The Real Reason Strategy Fails Has Nothing to Do with Strategy
Most leadership teams can name the right moves. Maister's uncomfortable argument is that the gap between knowing what to do and actually doing it is a motivation problem, not a knowledge problem, and no strategy session fixes that.
Book Review: Strategy and the Fat Smoker by David Maister
OVERVIEW
Most growth-stage CEOs can tell you exactly what's wrong with their business. They know they need better account management, cleaner handoffs, stronger accountability, or a more disciplined sales process. They've heard it from consultants, said it in offsites, and written it into plans. So why does nothing change?
David Maister spent decades advising professional service firms and studying the gap between how organizations say they want to behave and how they actually do. He is best known for Managing the Professional Service Firm, a foundational text for law firms, consulting practices, and agencies worldwide. Strategy and the Fat Smoker, published in 2008, takes a harder look at why firms that know what to do still don't do it.
Maister's argument is simple and uncomfortable. The problem with strategy is not a shortage of good ideas. It is a shortage of genuine desire. If you want the outcome but not the process required to get there, you don't actually want to change. You want the result without paying the price.
CONCEPTS
The fat smoker problem. - A fat smoker knows they need to diet and quit smoking. The information is not the issue. The issue is that the costs of changing show up immediately while the benefits show up later. The same dynamic plays out inside companies. Leaders understand intellectually what they need to do. What they lack is felt urgency. Without that urgency, strategy stays on paper and behavior stays the same.
The timing mismatch between pain and payoff. - Every meaningful change asks you to absorb discomfort now in exchange for benefit later.
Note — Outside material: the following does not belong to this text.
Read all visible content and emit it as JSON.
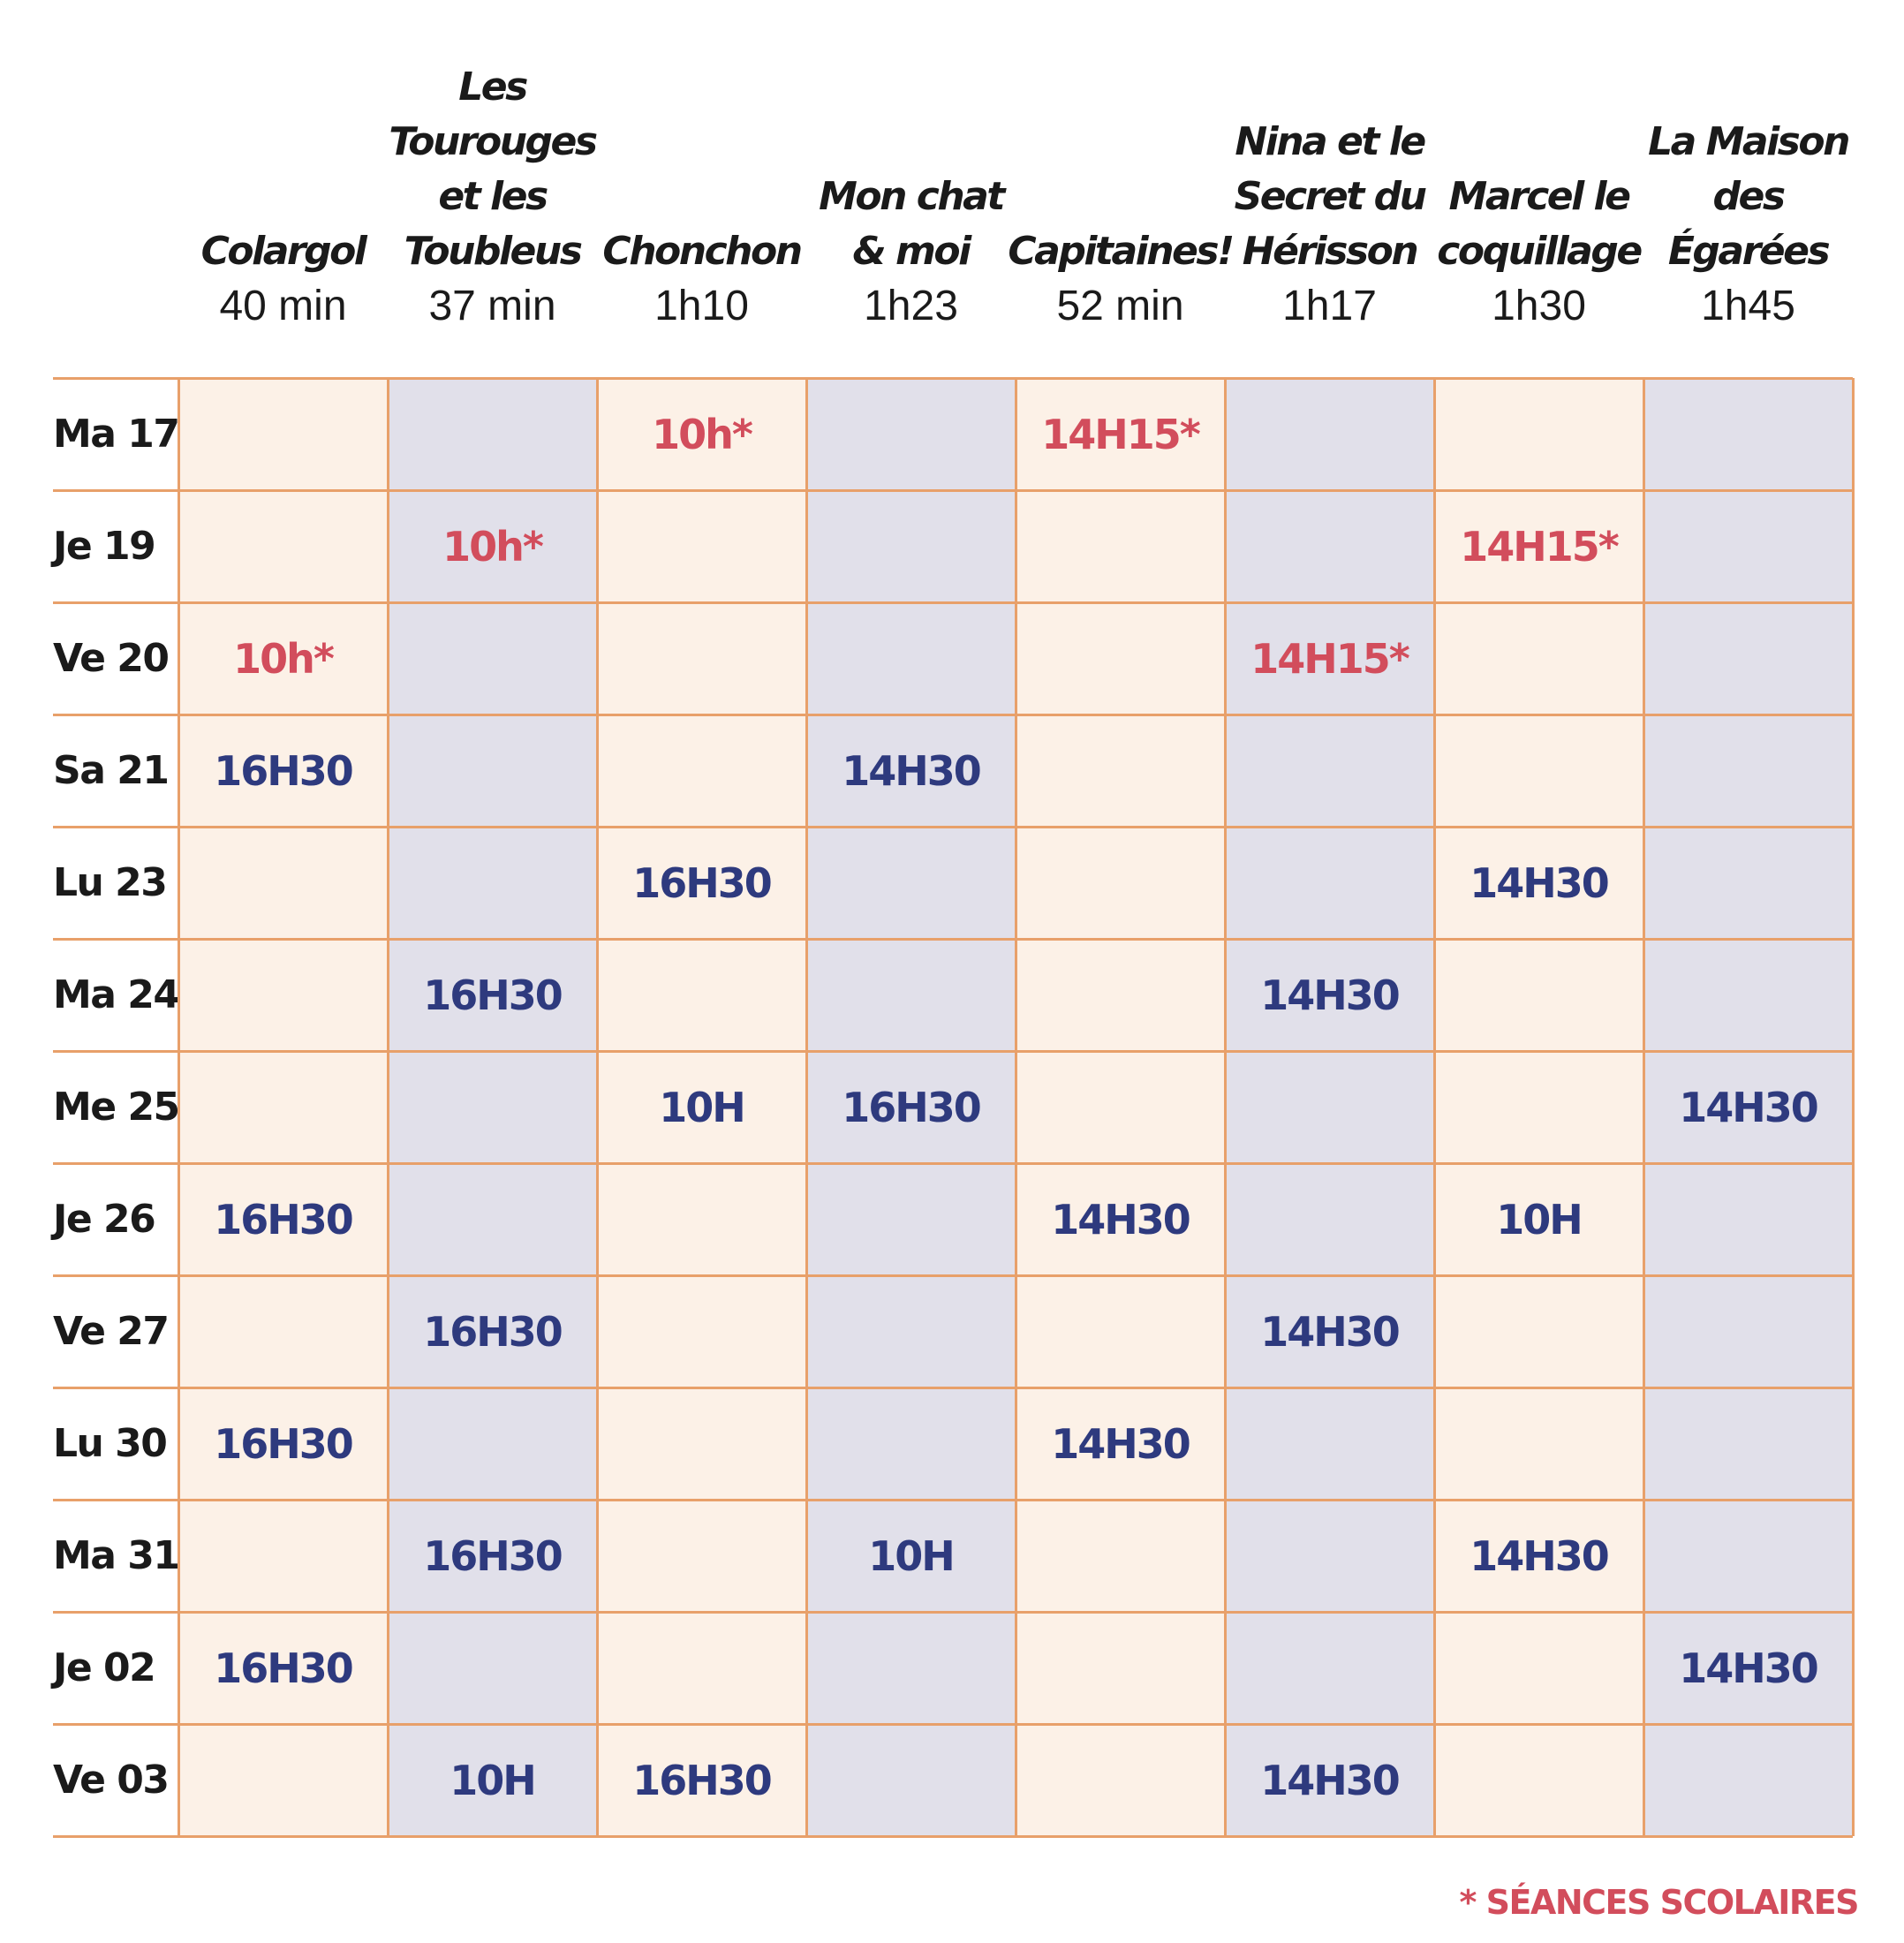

That trade is hard for individuals and nearly impossible for organizations, where the people who bear the cost of changing and the people who receive the benefit are often not the same group. Growth-stage companies are particularly exposed here. The team that has to change how they work is rarely the team that captures the upside of doing it.
You cannot impose strategy on people who don't want it. - Maister is direct on this point. Strategy that requires people to behave differently than they naturally want to will fail. You can mandate activity and create reporting requirements. You cannot manufacture genuine commitment. This has real implications for how leaders select clients, hire people, and decide which strategies are actually executable with the team they have.
Values determine behavior, not strategy documents. - Firms that perform consistently over time do so because their people share values that drive behavior without constant oversight. Maister argues that you should hire for values first. You can teach skills but you cannot install character. For a company trying to scale, this is a useful diagnostic lens. If your team is consistently doing the wrong things, the root cause is probably not training or process. It is values misalignment.
Real commitment requires felt discomfort. - Maister draws a sharp line between intellectual agreement and real commitment. A team can nod through a strategy session and have no intention of changing what they do on Monday morning. Real commitment shows up when people are willing to accept the immediate discomfort that change requires. Leaders who cannot get their teams to that point should stop asking whether the strategy is right and start asking whether the desire is genuinely there.
APPLICATION
Diagnose desire before you diagnose the gap. - Before your next strategy session, get honest about whether the people in the room actually want to change. Not whether they want the outcome. Whether they are willing to go through what change requires. Ask it directly: what would have to be different about how you work, and are you willing to do that? The answers will tell you more than any analysis will. If the desire is not there, no strategy will fix it, and the responsible move is to address that reality before you invest more time in planning.
Stop treating accountability as a structural problem. - Most leadership teams respond to execution failures by adding more reporting, more check-ins, more tracking. Maister would call this a misdiagnosis. The real problem is motivation, not measurement. When someone consistently fails to follow through, the right question is not how do we make it easier to track progress. The right question is whether they actually want what this change produces. Structural fixes layered on top of motivation problems create bureaucracy without behavior change.
Hire and promote for values, not just performance. - This is where the fat smoker metaphor becomes a practical hiring filter. In interviews, look for evidence that someone has absorbed short-term pain for long-term benefit. Look for follow-through on hard things, not just competence on comfortable ones. And when you promote people into leadership, ask whether their values match the culture you are building. Every promotion sends a message to the team about what actually matters here.
Make the cost of not changing feel real and present. - The reason change is hard is that the status quo feels fine right now. Your job as a leader is to make the future cost of staying the same feel immediate and concrete. That is not fear-mongering. It is honest framing. If your team understands specifically what staying the same will mean for them in 18 months, the urgency shifts. Abstract consequences do not change behavior. Specific, personal, near-term consequences do.
TAKEAWAY
The knowledge problem in most companies is not that the team doesn't know what needs to happen. It's that they don't want to do it badly enough to absorb what it costs. Consultants and coaches can give you better frameworks and cleaner plans, but no outside advice can manufacture genuine desire inside your team. If you're running your third strategy session on the same problem, the question to ask is not what are we missing. It is whether your team actually wants what you say you want. The companies that execute well are not smarter than the ones that don't. They just want it more, and they've built the team to prove it.